Mientras jadeaba por aire, sintiendo sus brazos tan pesados ​​como el plomo, su mente una vez más fue asaltada por la visión. Esta vez las imágenes no se desvanecieron. Cada uno de ellos se hizo añicos como vidrios rotos.

La academia en llamas, la muerte de Phloria y la masacre de la familia de Lith. Todo se derrumbó, reemplazado por una pizarra en blanco. Lith y Solus supieron instintivamente que era porque la amenaza había terminado.
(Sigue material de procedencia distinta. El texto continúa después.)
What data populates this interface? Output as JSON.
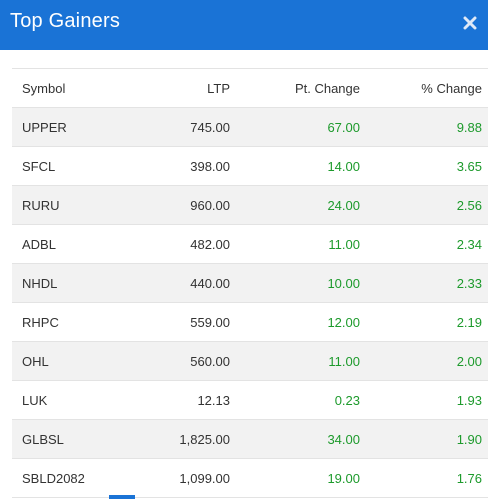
{
  "header": {
    "title": "Top Gainers",
    "close_icon": "close-icon",
    "color": "#1a73d6"
  },
  "table": {
    "columns": [
      "Symbol",
      "LTP",
      "Pt. Change",
      "% Change"
    ],
    "positive_color": "#1d9a2c",
    "rows": [
      {
        "symbol": "UPPER",
        "ltp": "745.00",
        "pt_change": "67.00",
        "pct_change": "9.88"
      },
      {
        "symbol": "SFCL",
        "ltp": "398.00",
        "pt_change": "14.00",
        "pct_change": "3.65"
      },
      {
        "symbol": "RURU",
        "ltp": "960.00",
        "pt_change": "24.00",
        "pct_change": "2.56"
      },
      {
        "symbol": "ADBL",
        "ltp": "482.00",
        "pt_change": "11.00",
        "pct_change": "2.34"
      },
      {
        "symbol": "NHDL",
        "ltp": "440.00",
        "pt_change": "10.00",
        "pct_change": "2.33"
      },
      {
        "symbol": "RHPC",
        "ltp": "559.00",
        "pt_change": "12.00",
        "pct_change": "2.19"
      },
      {
        "symbol": "OHL",
        "ltp": "560.00",
        "pt_change": "11.00",
        "pct_change": "2.00"
      },
      {
        "symbol": "LUK",
        "ltp": "12.13",
        "pt_change": "0.23",
        "pct_change": "1.93"
      },
      {
        "symbol": "GLBSL",
        "ltp": "1,825.00",
        "pt_change": "34.00",
        "pct_change": "1.90"
      },
      {
        "symbol": "SBLD2082",
        "ltp": "1,099.00",
        "pt_change": "19.00",
        "pct_change": "1.76"
      }
    ]
  }
}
El alma de Lith finalmente estaba en reposo y el futuro era desconocido como se suponía que debía ser.

«Lo que hiciste fue muy peligroso.» Phloria todavía estaba aterrorizada.

«¿Cómo sabías dónde volvería a aparecer y el ángulo del golpe? Un error y ella te habría apuñalado».

«La visión.» Lith respondió. «Repetí en mi mente la parte en la que te apuñalaron tantas veces que pude seguir su espada con los ojos cerrados».

Estaba lejos de ser una frase romántica, pero Phloria sintió que su corazón se aceleraba.

«¿Donde están los otros?» Lith preguntó.

«Están seguros.» Phloria eligió sus palabras con cuidado, tratando de ocultar el dolor que se apoderaba de su voz lo mejor que pudo. Su corazón se hundió tan pronto como la adrenalina de la batalla comenzó a desvanecerse.

Phloria estaba dominada por la culpa por haber elegido poner a su madre por encima de la vida de su amiga. Lith no extrañaba su angustia. Las mejillas que se estaban poniendo rojas ahora estaban pálidas.

«¿Qué pasó?» Preguntó. Orión pudo ver a su hija luchando por encontrar las palabras y dio un paso adelante para quitarle la carga de encima.

«No lo hagas». Jirni lo detuvo. «Sé que es doloroso, pero ella tiene que vivir con eso. Cuanto antes se enfrente a la realidad, mejor. No podemos protegerla para siempre».

Orión apretó la mano de su esposa con fuerza y ​​asintió con la cabeza. Lith no le gustaba ni un poco. Orión había leído su archivo personal, había visto todas las grabaciones relacionadas con él y había encontrado su evaluación precisa.

Sin embargo, después de todo lo que hizo por la pequeña Flor de Orión durante el ataque de Balkor, después de ver a Lith en acción, escupiendo sangre para proteger a su familia, Orión había llegado a respetar a Lith. Él trató bien a Phloria y la hizo feliz como Orion nunca la había visto antes.

No podía pedir más, no sin sentirse un hipócrita sádico.

Orión no podía soportar la idea de que, justo después de reunirse, tal revelación podría separarlos para siempre.

Phloria llevó a Lith a una esquina, haciéndolo sentarse antes de contarle toda la historia. Su voz era temblorosa, el dolor y el arrepentimiento eran palpables, pero logró no llorar.

Lith no dijo nada. Su mente la creía, Phloria nunca le haría una broma tan cruel. Su corazón, sin embargo, fue golpeado por la negación.

«¿Puedo ver su cuerpo?» Lith había logrado evitar que la visión se hiciera realidad, pero sintió una victoria vacía para él.

«Lo siento. Estoy demasiado débil para abrir un Warp Steps en este momento.» Phloria negó con la cabeza.

«Lo siento mucho. Siempre soy tan inútil.» Las lágrimas comenzaron a brotar de sus ojos.

«No, no lo eres.» Lith se obligó a ponerse de pie, abrazándola y dejando que Phloria hundiera la cabeza en su hombro.

«Todo es mi culpa.» Ella sollozó, buscando su calor.

«Si eso es cierto, entonces soy tan responsable de la muerte de Yurial como tú. Si solo me preocupara un poco más por él, entonces tal vez mi visión también nos hubiera mostrado su destino. Tal vez, su padre le hubiera permitido quedarse. casa.»